If you liked Andrea Levy's The Long Song...
...here’s another couple of novels that deal with the theme of emancipated slaves, their struggle for identity and equality, and the wider effects of Abolition...
Cambridge by Caryl Phillips
A powerful and haunting novel set in that uneasy time between the abolition of the slave trade and the emancipation of the slaves. It is the story of Emily Cambridge, a morally-blind, genteel young woman sent from England to visit her father's West Indian plantation, and Cambridge, a devoutly Christian plantation slave, educated by his first master in England and now struggling to maintain his dignity, and whose sense of justice is both profound and self-destructive.
Two worlds, connected by the insult of slavery, are explored: the Caribbean plantation hierarchy in its every shade of prejudice; and England, at a time when the abolition of slavery was official, but London ‘bird and beast shops’ still sold African children like pets. It is a shocking and unforgettable account of inhumanity—of a self-pronounced Christian nation resistant to black religious conversion because all people might suddenly recognise that they were equal under God.
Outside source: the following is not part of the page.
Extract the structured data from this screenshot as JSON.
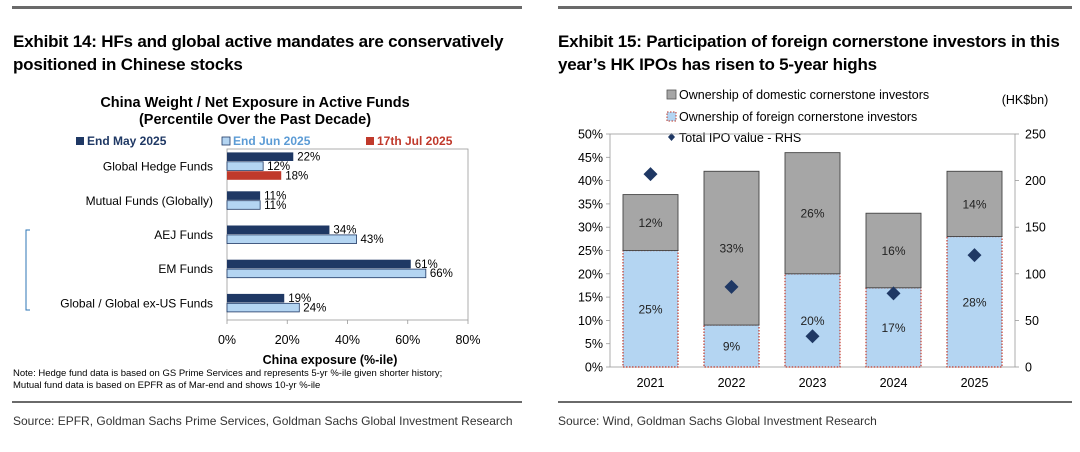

The Longest Memory by Fred D’Aguiar
Set on an eighteenth-century Virginia plantation, this is the tragic story of a rebellious, fiercely intelligent young slave who breaks all the rules and his father, who inadvertently betrays him. The young slave’s love for a white girl, the daughter of his owner; who quenches his forbidden thirst for learning and his painful relationship with his father are unforgettably drawn in this astonishingly lyrical work.
The novel won both the David Higham Prize for Fiction and the Whitbread First Novel Award. It was adapted for television and televised by Channel 4.